De leden van de PVV-fractie vragen ten slotte wanneer een verplichte buy-in naar verwachting in werking zal treden. Wat is de meerwaarde hiervan en op welke wijze zal duidelijk worden gemaakt dat de buy-in regime als last resort moet worden ingezet?

In vergelijking tot vergelijkbare jurisdicties, vinden er in de EU verhoudingsgewijs veel settlement fails1 plaats. De verplichte buy-in is een ingrijpende maatregel om dit terug te dringen. De niet-leverende partij dient met de buy-in de gemaakte kosten voor het uitvoeren van de buy-in te betalen. Met het onderhavige voorstel wordt de inwerkingtreding van de verplichte buy-in afhankelijk gemaakt van het onvoldoende terugdringen van settlement fails. Om settlement fails terug te dringen, wordt in eerste instantie ingezet op rapportagevereisten en het boeteregime voor de partijen die in gebreke blijven. Indien deze twee mechanismen het aantal settlement fails onvoldoende verlagen kan de Europese Commissie besluiten om, middels gedelegeerde verordening, alsnog een verplichte buy-in te introduceren.

Vragen en opmerkingen van de leden van de ChristenUnie-fractie

Deze leden lezen dat het kabinet inschat dat de huidige generieke afspraken over het buy-in regime zo veel potentiële nadelen kennen dat dit buy-in regime niet opweegt tegen het aantal settlement fails dat dit regime in potentie zal voorkomen. Naar aanleiding hiervan vragen deze leden het kabinet deze afweging toe te lichten door de potentiële nadelen die het kabinet in het buy-in regime ziet te specificeren.

Potentiële nadelen van een invoering van het verplichte buy-in regime betreffen onder meer een negatieve impact op de marktliquiditeit, het omzeilen van de regels door settlement bij niet-EU CSD’s, het verminderen van de prikkel voor effectenuitleningen op de effectenuitleenmarkten en repomarkten, en hogere kosten voor investeerders.
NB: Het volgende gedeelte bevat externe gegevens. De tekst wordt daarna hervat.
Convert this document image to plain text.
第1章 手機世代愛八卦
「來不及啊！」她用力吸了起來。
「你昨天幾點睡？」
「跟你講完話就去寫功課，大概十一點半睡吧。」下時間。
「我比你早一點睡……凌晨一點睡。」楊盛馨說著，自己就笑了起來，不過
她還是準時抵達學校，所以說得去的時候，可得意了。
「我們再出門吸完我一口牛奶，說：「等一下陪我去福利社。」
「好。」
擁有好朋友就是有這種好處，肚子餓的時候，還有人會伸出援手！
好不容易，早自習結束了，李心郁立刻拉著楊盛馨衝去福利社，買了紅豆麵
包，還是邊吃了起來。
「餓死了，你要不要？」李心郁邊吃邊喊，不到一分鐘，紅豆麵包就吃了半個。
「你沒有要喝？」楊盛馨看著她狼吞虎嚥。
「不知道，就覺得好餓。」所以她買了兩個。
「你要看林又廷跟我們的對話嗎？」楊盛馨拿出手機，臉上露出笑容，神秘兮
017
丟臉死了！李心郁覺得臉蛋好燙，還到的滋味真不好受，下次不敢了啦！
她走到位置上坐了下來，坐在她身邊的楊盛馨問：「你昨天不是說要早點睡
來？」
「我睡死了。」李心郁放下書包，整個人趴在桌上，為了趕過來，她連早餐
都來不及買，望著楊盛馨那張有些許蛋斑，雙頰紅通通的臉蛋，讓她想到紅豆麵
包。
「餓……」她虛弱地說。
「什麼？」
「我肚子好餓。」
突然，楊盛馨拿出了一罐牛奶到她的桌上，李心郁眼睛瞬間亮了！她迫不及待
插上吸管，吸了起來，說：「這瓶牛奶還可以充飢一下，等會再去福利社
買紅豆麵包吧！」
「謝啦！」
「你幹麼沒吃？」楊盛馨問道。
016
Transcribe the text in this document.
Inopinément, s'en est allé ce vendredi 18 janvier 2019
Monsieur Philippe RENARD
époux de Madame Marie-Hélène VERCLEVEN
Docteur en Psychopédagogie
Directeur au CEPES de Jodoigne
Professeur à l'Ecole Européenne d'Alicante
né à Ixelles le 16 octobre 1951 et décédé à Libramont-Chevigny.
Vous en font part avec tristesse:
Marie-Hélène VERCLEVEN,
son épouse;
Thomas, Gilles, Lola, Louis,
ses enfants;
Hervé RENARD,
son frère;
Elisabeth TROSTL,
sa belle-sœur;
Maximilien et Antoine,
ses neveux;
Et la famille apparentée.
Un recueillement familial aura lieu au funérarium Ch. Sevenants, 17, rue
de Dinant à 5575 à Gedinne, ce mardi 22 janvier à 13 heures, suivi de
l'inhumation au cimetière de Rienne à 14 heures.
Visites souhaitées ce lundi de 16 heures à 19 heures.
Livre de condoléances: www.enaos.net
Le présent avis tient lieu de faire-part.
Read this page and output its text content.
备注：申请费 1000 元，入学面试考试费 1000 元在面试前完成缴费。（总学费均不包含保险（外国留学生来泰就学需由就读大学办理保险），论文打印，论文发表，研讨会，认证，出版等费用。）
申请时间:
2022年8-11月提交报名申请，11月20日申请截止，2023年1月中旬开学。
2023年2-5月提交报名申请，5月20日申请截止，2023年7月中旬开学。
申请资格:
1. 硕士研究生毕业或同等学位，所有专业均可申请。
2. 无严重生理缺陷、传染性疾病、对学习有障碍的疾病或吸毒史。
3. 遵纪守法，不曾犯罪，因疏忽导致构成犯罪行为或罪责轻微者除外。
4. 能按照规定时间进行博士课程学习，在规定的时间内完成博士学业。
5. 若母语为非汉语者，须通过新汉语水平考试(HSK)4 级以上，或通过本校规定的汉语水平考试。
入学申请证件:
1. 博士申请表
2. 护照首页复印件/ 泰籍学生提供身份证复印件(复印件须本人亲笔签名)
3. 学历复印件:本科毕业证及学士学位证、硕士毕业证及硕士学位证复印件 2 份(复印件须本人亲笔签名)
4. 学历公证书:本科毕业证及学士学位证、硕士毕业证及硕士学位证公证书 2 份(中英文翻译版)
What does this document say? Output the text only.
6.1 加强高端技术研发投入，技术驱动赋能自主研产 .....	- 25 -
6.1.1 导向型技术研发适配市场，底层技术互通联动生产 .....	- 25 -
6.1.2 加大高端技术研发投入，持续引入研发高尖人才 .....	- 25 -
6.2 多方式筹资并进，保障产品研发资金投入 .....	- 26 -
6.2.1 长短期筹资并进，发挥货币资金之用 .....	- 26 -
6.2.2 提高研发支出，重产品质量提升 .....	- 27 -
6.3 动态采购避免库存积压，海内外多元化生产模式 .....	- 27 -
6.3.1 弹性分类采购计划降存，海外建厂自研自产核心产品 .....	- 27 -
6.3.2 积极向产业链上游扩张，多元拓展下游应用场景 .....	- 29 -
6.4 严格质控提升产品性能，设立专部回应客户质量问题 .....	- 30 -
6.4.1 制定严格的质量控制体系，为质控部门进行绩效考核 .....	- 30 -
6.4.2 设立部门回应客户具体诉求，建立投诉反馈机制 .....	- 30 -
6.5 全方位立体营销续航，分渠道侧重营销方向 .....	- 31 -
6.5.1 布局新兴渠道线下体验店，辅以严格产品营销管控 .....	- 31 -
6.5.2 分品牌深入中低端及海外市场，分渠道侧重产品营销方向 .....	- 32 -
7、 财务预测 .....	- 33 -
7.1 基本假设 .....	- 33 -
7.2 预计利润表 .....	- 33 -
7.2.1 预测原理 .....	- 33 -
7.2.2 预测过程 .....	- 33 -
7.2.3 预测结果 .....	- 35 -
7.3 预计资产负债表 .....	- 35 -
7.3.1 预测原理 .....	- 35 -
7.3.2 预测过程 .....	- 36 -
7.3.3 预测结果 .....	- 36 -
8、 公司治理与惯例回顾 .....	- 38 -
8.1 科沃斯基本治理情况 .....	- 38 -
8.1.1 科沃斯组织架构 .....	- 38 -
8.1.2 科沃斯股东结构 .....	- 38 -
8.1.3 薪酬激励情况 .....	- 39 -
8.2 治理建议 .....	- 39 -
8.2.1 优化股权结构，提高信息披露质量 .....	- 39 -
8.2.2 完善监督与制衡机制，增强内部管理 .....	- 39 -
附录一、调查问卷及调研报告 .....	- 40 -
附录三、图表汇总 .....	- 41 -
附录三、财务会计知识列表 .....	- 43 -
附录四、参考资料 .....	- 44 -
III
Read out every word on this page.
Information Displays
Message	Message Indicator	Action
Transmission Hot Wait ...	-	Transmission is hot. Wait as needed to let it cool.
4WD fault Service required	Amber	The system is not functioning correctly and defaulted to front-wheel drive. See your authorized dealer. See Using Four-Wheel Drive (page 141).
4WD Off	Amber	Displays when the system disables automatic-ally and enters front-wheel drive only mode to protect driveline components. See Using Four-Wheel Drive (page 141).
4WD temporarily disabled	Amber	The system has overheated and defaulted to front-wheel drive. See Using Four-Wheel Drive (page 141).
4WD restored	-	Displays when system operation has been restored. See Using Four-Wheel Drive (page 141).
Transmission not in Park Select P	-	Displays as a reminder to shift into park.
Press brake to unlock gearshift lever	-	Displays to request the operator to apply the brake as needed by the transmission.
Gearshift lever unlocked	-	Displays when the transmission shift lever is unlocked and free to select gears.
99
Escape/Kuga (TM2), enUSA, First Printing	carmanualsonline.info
Dit geldt met name voor minder liquide markten zoals aandelen- en schuldinstrumenten van het MKB.

Een ander nadeel van invoering van de verplichte buy-in is dat de EU de enige jurisdictie zou zijn met zo’n regime. Met name de intermediairs vanuit niet-EU landen hebben laten weten in reactie op een eerdere consultatie van de Europese Commissie dat er een kans is dat zij hogere prijzen moeten gaan berekenen of zelfs helemaal zullen stoppen met het aanbieden van producten op de Europese markten, omdat de kosten van het inprijzen van een mogelijke buy-in te nadelig zouden zijn. Dit kan ook nadelige effecten hebben voor handel die via Europese handelsplatformen plaatsvindt. Na de Brexit zijn veel van dit soort handelsplatformen naar de EU verplaatst, in veel gevallen ook naar Nederland. Een mogelijke verplichte buy-in kan negatief uitpakken doordat de verplichte buy-in daardoor op alle transacties op deze platformen van toepassing is, terwijl dit voor platformen buiten de EU niet geldt. Mogelijk kan dit een prikkel zijn voor deze platformen om juist weer naar buiten de EU te verplaatsten.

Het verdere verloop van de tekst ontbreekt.